Christian doctrine relates to a narrative

Christian doctrine comes in the form of summaries. But summaries are always summaries of something, an experience, like a journey. It is the many little intangible things, and the order in which they came, that make your journey what it is, each event only interesting because it was unforeseen and surprising given the previous event. So a summary is not self-standing. We can summarise only in order the better to come back to the story. The story cannot be substituted for. It is irreplaceable because it relates to this series of unpredicted events. So Christian doctrine is a summary that relate the of a story, and in the course of doing Christian doctrine, we toggle between the story and the summary. But all the pagan part of the Western tradition is in denial about story. It wants to remove the narrative from our history.

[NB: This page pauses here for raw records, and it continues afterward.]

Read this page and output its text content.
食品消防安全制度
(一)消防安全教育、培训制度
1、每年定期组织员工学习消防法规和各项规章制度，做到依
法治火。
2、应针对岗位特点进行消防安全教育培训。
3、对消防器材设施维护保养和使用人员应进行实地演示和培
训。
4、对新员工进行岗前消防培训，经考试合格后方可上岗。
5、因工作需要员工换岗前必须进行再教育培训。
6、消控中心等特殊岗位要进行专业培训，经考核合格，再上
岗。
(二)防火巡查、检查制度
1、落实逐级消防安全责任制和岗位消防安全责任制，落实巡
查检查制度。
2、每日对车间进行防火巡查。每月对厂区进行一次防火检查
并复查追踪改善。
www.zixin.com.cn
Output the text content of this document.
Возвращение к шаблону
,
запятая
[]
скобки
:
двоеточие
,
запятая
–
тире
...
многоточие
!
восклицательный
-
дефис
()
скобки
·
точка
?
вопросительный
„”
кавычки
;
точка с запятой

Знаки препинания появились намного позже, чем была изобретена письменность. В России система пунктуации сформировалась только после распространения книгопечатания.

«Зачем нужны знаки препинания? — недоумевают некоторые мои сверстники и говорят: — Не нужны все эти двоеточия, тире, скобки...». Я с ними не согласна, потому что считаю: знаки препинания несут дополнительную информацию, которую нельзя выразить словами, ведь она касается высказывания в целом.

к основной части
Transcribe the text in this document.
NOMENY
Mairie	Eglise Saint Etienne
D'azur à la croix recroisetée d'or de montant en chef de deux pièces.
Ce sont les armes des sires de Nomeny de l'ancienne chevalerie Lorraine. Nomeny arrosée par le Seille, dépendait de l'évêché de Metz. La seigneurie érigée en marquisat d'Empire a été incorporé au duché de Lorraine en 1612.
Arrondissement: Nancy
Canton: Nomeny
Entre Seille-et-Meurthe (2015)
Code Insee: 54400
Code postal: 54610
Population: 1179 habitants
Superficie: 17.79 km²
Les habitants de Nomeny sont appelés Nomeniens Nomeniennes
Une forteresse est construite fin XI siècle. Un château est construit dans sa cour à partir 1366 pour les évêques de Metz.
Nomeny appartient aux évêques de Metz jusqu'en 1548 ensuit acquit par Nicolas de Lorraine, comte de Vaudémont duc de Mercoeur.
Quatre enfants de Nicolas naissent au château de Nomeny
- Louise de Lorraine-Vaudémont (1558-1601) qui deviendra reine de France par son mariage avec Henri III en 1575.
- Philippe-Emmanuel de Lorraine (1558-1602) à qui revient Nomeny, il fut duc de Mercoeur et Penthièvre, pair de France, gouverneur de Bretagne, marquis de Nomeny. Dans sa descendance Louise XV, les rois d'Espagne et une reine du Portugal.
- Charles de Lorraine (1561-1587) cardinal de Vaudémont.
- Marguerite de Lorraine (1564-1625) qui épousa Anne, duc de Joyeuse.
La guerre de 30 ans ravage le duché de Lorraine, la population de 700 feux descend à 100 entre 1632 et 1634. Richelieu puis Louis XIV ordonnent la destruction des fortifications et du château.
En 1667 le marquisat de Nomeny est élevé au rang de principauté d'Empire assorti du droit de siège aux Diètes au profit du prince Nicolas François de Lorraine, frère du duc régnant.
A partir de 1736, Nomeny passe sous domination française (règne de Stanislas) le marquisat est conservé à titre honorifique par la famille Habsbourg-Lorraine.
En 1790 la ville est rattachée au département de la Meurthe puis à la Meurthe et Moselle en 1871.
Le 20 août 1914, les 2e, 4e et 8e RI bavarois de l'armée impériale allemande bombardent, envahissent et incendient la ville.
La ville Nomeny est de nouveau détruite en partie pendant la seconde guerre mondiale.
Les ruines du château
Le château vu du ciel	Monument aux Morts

It attempt to undo all the (stochastic) little histories and chance meetings that made the whole thing what it was. This is like refusing to believe that your parents met for example, just because it was a chance meeting that brought them together. It is a form of autism. You are the evidence of the reality of that contingent event, and thus of the reality of contingency. We cannot do without the story, the narrative, and the is one of the first things we must say in any account of Christian doctrine. Of course we will be discussing sets of propositions, they do not substitute for the narrative of God’s dealings with us. The manual of Christian doctrine I am winding up to is different from others in being heavy on the narrative, and it will keep the narrative of the history of the West under the control of Scripture and the evangelical narrative.